Хозяин повара был опекун
Опекун не заметил, что в детском супе была лишь половина курицы, но заметил, что все очень дорожает; вследствие этого замечания опекун рассчитал, что ему надобно не менее 200 куриц в год и что потому не грех наложить лишних 450 рублей на квартиру лавочника, который нанимал в доме опекуна.

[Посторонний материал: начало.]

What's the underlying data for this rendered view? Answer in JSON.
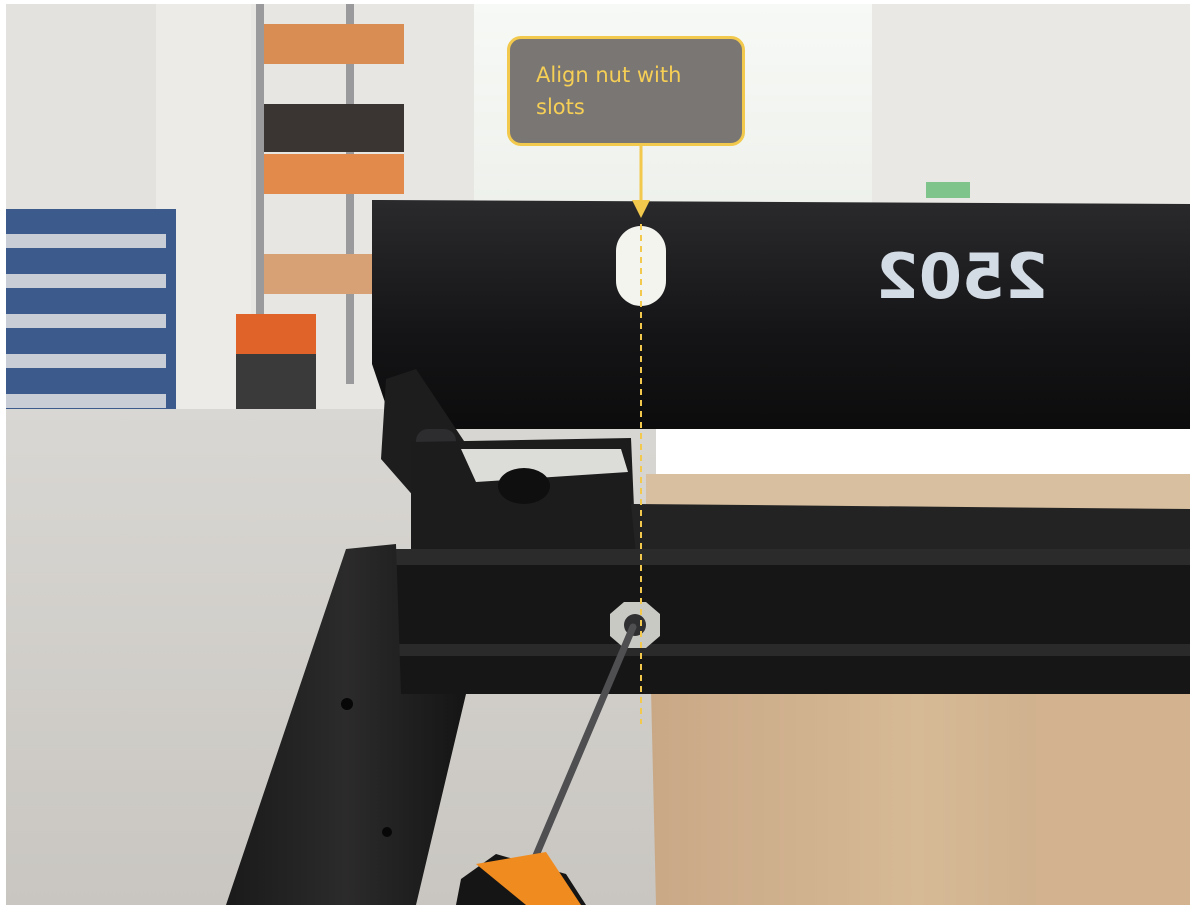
{
  "photo": {
    "subject": "monitor-stand-assembly",
    "embossed_text": "2502"
  },
  "callout": {
    "text": "Align nut with\nslots",
    "colors": {
      "fill": "#7a7674",
      "border": "#f2c94c",
      "text": "#f6cf55",
      "arrow": "#f2c94c",
      "guide_line": "#f2c94c"
    }
  }
}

Так что курица обошлась лавочнику в 450 рублей.
Лавочник, долго не думая, разложил 500 рублей, для круглоты, на все свои товары.

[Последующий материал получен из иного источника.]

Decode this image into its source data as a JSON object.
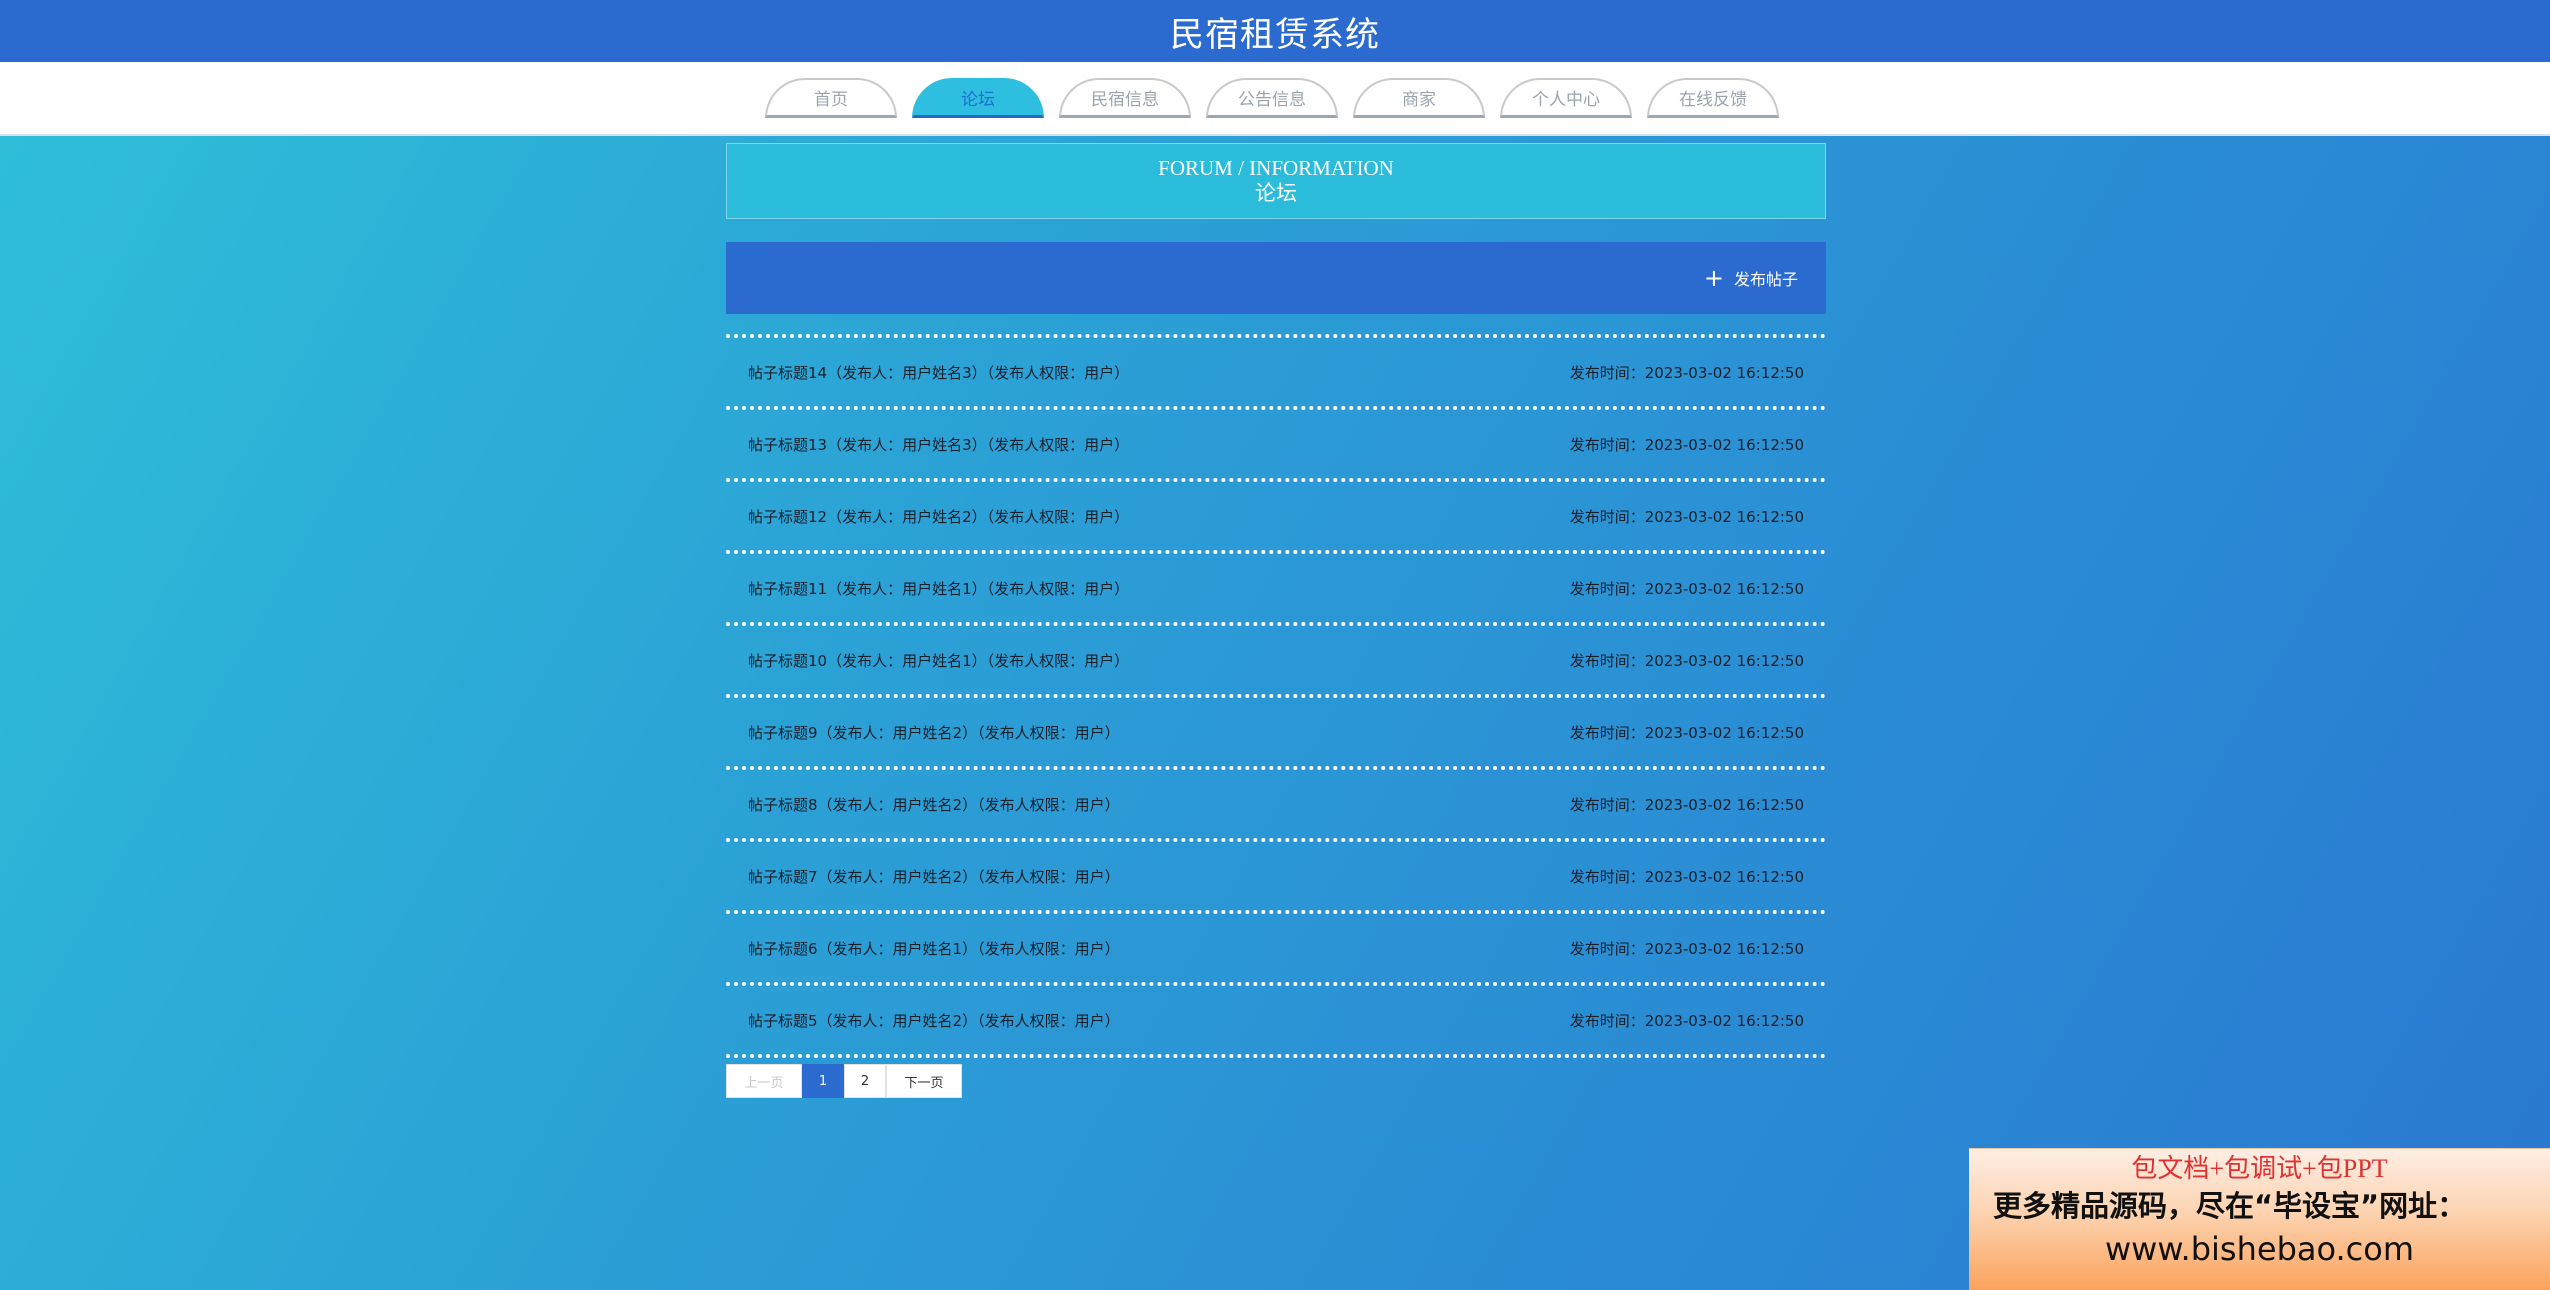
{
  "app": {
    "title": "民宿租赁系统"
  },
  "nav": {
    "items": [
      {
        "label": "首页"
      },
      {
        "label": "论坛"
      },
      {
        "label": "民宿信息"
      },
      {
        "label": "公告信息"
      },
      {
        "label": "商家"
      },
      {
        "label": "个人中心"
      },
      {
        "label": "在线反馈"
      }
    ],
    "active": "论坛"
  },
  "panel": {
    "title_en": "FORUM / INFORMATION",
    "title_cn": "论坛"
  },
  "actions": {
    "post_label": "发布帖子",
    "post_icon": "plus-icon"
  },
  "posts": [
    {
      "title": "帖子标题14（发布人：用户姓名3）（发布人权限：用户）",
      "time": "发布时间：2023-03-02 16:12:50"
    },
    {
      "title": "帖子标题13（发布人：用户姓名3）（发布人权限：用户）",
      "time": "发布时间：2023-03-02 16:12:50"
    },
    {
      "title": "帖子标题12（发布人：用户姓名2）（发布人权限：用户）",
      "time": "发布时间：2023-03-02 16:12:50"
    },
    {
      "title": "帖子标题11（发布人：用户姓名1）（发布人权限：用户）",
      "time": "发布时间：2023-03-02 16:12:50"
    },
    {
      "title": "帖子标题10（发布人：用户姓名1）（发布人权限：用户）",
      "time": "发布时间：2023-03-02 16:12:50"
    },
    {
      "title": "帖子标题9（发布人：用户姓名2）（发布人权限：用户）",
      "time": "发布时间：2023-03-02 16:12:50"
    },
    {
      "title": "帖子标题8（发布人：用户姓名2）（发布人权限：用户）",
      "time": "发布时间：2023-03-02 16:12:50"
    },
    {
      "title": "帖子标题7（发布人：用户姓名2）（发布人权限：用户）",
      "time": "发布时间：2023-03-02 16:12:50"
    },
    {
      "title": "帖子标题6（发布人：用户姓名1）（发布人权限：用户）",
      "time": "发布时间：2023-03-02 16:12:50"
    },
    {
      "title": "帖子标题5（发布人：用户姓名2）（发布人权限：用户）",
      "time": "发布时间：2023-03-02 16:12:50"
    }
  ],
  "pagination": {
    "prev_label": "上一页",
    "pages": [
      "1",
      "2"
    ],
    "current": "1",
    "next_label": "下一页"
  },
  "ad": {
    "line1": "包文档+包调试+包PPT",
    "line2": "更多精品源码，尽在“毕设宝”网址：",
    "line3": "www.bishebao.com"
  },
  "colors": {
    "header_bg": "#2b6bd0",
    "accent_cyan": "#2bbcdb",
    "page_bg_start": "#2ec0d8",
    "page_bg_end": "#2a78d2"
  }
}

Чиновник, который забирал у лавочника разные вещи по хозяйству, заметив, что товары подорожали, рассудил, что нечего делать, надобно будет покруче прижимать просителей.
Проситель, у которого была кровная тяжба, заметив, что к приказным приступа нет, наложил посильнее оброк на первого хозяина курицы, да еще заложил свое имение, — вот во что обошлась ему полтинная курица.

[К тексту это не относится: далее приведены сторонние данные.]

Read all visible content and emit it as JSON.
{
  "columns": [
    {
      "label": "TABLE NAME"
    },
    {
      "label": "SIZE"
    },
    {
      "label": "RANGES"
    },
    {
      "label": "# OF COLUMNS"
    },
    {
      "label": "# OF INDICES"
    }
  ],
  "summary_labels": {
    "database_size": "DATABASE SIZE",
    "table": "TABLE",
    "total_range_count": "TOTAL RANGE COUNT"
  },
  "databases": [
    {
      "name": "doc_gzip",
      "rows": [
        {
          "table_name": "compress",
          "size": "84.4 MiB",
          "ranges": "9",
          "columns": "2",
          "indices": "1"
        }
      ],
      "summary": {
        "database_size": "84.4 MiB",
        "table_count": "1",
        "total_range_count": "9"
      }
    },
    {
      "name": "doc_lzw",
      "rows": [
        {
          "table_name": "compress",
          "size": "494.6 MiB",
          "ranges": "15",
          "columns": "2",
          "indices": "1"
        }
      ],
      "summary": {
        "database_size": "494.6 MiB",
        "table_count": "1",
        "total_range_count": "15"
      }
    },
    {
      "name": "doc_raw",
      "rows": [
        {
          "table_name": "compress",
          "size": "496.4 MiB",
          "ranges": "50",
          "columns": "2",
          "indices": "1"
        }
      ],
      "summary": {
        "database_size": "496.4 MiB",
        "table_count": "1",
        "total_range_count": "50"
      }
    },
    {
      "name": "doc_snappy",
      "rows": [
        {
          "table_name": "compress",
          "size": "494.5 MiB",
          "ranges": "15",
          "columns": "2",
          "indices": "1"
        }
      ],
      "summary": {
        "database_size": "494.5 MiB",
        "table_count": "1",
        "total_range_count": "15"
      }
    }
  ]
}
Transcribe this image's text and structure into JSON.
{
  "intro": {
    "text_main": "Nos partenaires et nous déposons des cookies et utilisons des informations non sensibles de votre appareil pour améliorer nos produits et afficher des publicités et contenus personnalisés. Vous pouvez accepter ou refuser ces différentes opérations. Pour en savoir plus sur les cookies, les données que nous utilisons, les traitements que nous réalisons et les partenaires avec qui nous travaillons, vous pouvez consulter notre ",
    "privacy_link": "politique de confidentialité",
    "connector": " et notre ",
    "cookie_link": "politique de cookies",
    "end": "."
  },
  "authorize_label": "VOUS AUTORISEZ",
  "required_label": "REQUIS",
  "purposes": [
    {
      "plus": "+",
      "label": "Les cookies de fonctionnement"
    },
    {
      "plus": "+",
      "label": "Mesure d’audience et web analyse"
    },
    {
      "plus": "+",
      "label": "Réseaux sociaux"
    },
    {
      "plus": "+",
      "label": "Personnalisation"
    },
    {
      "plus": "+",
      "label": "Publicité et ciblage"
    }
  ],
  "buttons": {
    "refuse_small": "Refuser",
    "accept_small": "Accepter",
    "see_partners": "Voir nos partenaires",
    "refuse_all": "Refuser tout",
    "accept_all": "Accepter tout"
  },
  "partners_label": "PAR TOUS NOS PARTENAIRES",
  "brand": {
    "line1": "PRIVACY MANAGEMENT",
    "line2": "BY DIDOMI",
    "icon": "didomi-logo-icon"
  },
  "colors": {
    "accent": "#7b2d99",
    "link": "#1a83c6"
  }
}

Люди основательные, глубоко изучившие пользу коммерции, называют эту историю свободным движением торговли и капиталов и благородным соревнованием, — я же, человек простой в таком деле, замечаю только то, что в этой истории нажились лишь два кулака, мясная лавочка, повар, опекун да взяточник и что собственно для меня было бы гораздо выгоднее, помимо всех этих господ, купить курицу у ее первого хозяина за полтину — и ему было бы выгоднее, потому что тогда не наложили бы на него лишнего оброка; а еще бы выгоднее мне было, если б я ту курицу воспитал сам, кормя ее крошками со стола, которые бросаются.
Но как мне воспитать курицу? Я человек одинокий, квартира маленькая, поместить курицу негде и присмотреть за ней некому.
Вот, милостивые государи, если б пятьдесят семейств, которые живут в том доме, где я нанимаю, согласились устроить такую компанию на акциях, о которой я раз вам проговаривал, сочтите, сколько бы набралось крошек от обеда пятидесяти семейств! Да куриный ряд можно было бы завести в таком доме! А сложиться нанять какую-нибудь старуху, чтоб она присматривала за курами, а приискать в доме какую-нибудь загородку для наседок, — все это безделица — по рублю с брата. Уж 50 рублей! А какая бы выгода! У всякого были бы свежие яйца, цыплята, хоть раз в неделю, курица в каждом семействе, и стала бы она не заложенного имения, которого деньгами поделились кулаки, повара, лавочники и взяточники! Подумайте, господа, об этой мечте, ведь она не совсем мечта.
P. S. Сейчас я от моих агентов получил радостное известие, что фабрика эмалированной посуды еще существует, но забралась куда-то в 16-ю линию на Васильевском острове и работает только по заказам. Помогите отыскать ее, господа.
Лекция 46
Цена припасов Кухонная сказочка о королевском луковом супе с приличным нравоучением
Грустно жить на сем свете, господа, — говядина, куры, рябчики — все дорого, особенно в счетах ваших поваров и экономов; но для вашего назидания должен я известить, что все эти прекрасные вещи можно получать и дешевле того, что вам ставят на счетах, особливо если вы подговорите постоянного поставщика, а именно:
Пару весьма порядочных пулярдок можно иметь, смотря по достоинству, —
от 4 до 3 рублей за пару ассигнациями,обыкновенную курицу — за 1 рублей 50 копеек,
пару — 2 рубля 50 копеек,
пару хороших рябчиков — от 1 рубля 50 копеек до 1 рубля,
пару тетерок — от 1 рубля 60 копеек до 1 рубля 50 копеек,
половину молодого барашка — за 3 рубля,
половину доброго теленка — за 6 рублей,
все на ассигнации.
А все грустно, господа, ибо все это надобно покупать, все надобно класть лишнее в карман продавца; а если б мы содержали у себя и кур, и баранов, и телят — нам бы обошлось вчетверо дешевле.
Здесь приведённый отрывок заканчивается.